В начале этой главы я упоминал о том, что моя мать, несмотря на настойчивые мольбы ее второго мужа, переехать с ним в Латвию, а оттуда, быть может, и за границу, твердо решила не покидать своих детей, не искать для себя одной лучшей участи. Хотя Панечка, как мы все с детства звали нашего отчима, Павла Карловича Леппевича, скрепя сердце и подчинился маминому решению, он внутренне осилить его не мог. Его вулканической душе, его балтийской неспособности к освоению России, его либерально–капиталистическому миросозерцанию, наконец, его больной нервной системе Советская Россия, как в своем национально–народном обличьи, так и в своей интернационалистически–социалистической идеологии была до того чужда, противна и по гроб жизни неприемлема, что жить в ней для него только и могло значить: быстрыми шагами приближаться к смерти.

Жадно глотая за ужином суп и неряшливо, злыми рывками сдирая кожу с подгнившей картошки, Панечка каждый вечер мучил мать своими безудержными проклятьями советской власти, отчаянными жалобами на бессмысленность своей службы в Главбуме, главное же упреками за то, что она своим отказом покинуть Москву губит и свою и его жизнь.

Поняв, что логические аргументы в пользу выезда для матери неубедительны, он пытался соблазнить ее воспоминаниями об их путешествиях по Европе. Мама от этих попыток страдала еще больше, чем от бурных проклятий миру и своей судьбе, но помочь ничем не могла. В ответ на нежные воспоминания Панечки и его несбыточные планы, она или молчала, или осторожно намекала на то, что, решив оставаться в Советской России, надо не мечтать о Европе, а смиряться и попытаться как можно лучше устроиться в Москве. Эти разумные речи не успокаивали Панечку, а скорее усиливали его ненависть. Атлас, над котором он ежевечерне мечтал о Европе, шумно захлопывался, свечи тушились, громадные красные кулаки угрожающе взлетали к потолку. Словно затравленный зверь по тесной клетке, метался Панечка по своей скудно освещенной маленькой кухонной лампочкой комнате, проклиная судьбу за то, что он родился в варварской России.

Человек атлетического сложения и редкого, несмотря на свою предельную нервность, здоровья, Панечка сразу же после водворения большевистской власти, начал прихварывать и быстро сходить на нет. От недоедания появилось истощение, от истощения и постоянного волнения — расширение сердца и ослабление сердечного клапана. Совсем еще молодое для его 55–ти лет лицо вдруг состарилось: виски поседели, страшно похудевшая шея обвисла грустными мешками. В глазах появился типичный для сердечных больных испуг. Мать, с болью в сердце, отмечала все эти признаки приближающегося конца, настойчиво уговаривала лечиться, не раз вызывала нашего земского врача, милого, умного, замученного непосильной работой Лионенко, но заставить Панечку серьезно заняться своим здоровьем не могла. Да и какой смысл было лечиться человеку, умиравшему от ненависти к жизни, уйти от которой он не имел возможности?

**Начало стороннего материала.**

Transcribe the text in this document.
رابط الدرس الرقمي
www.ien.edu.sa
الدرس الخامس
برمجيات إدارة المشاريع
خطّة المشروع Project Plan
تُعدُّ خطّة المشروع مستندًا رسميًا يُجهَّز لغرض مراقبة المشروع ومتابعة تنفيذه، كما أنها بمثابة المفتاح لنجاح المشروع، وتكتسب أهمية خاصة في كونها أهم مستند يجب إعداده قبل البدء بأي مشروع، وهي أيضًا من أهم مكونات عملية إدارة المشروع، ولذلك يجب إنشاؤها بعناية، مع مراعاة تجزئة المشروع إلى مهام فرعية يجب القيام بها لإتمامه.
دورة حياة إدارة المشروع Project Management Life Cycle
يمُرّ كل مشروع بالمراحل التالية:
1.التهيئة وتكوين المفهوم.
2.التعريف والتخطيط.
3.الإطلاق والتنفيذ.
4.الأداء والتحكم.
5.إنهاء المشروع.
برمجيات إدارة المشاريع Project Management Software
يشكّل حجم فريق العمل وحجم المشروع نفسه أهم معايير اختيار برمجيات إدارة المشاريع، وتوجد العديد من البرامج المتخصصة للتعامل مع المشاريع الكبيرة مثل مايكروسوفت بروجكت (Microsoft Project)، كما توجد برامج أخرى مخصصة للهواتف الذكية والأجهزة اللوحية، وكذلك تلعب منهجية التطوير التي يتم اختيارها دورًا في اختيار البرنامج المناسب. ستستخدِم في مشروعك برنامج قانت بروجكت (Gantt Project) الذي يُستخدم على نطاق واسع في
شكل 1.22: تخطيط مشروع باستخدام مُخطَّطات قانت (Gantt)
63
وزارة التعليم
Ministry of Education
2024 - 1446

В последний раз я виделся с Панечкой осенью 1920–го года. Сидя в столовой, мы с матерью с волнением ждали его возвращения из Москвы, куда он с утра поехал продавать фрак, смокинг и визитку, весь свой ненужный в советской жизни гардероб. Шел злой, настойчивый дождь. Мать знала, что на Панечке рваные штиблеты и страшно беспокоилась, как бы он не простудился. Поезд, очевидно, опаздывал. Но вот, наконец, послышался протяжный паровозный свисток. Минут через двадцать резко, как всегда, хлопнула калитка и на террасе послышались тяжелые шаги.

Выбежав в переднюю и взглянув на Панечку, мы сразу поняли, что с ним случилось что–то недоброе: бледное лицо было в красных пятнах, большие испуганные глаза кипели злобой, челюсти и руки тряслись.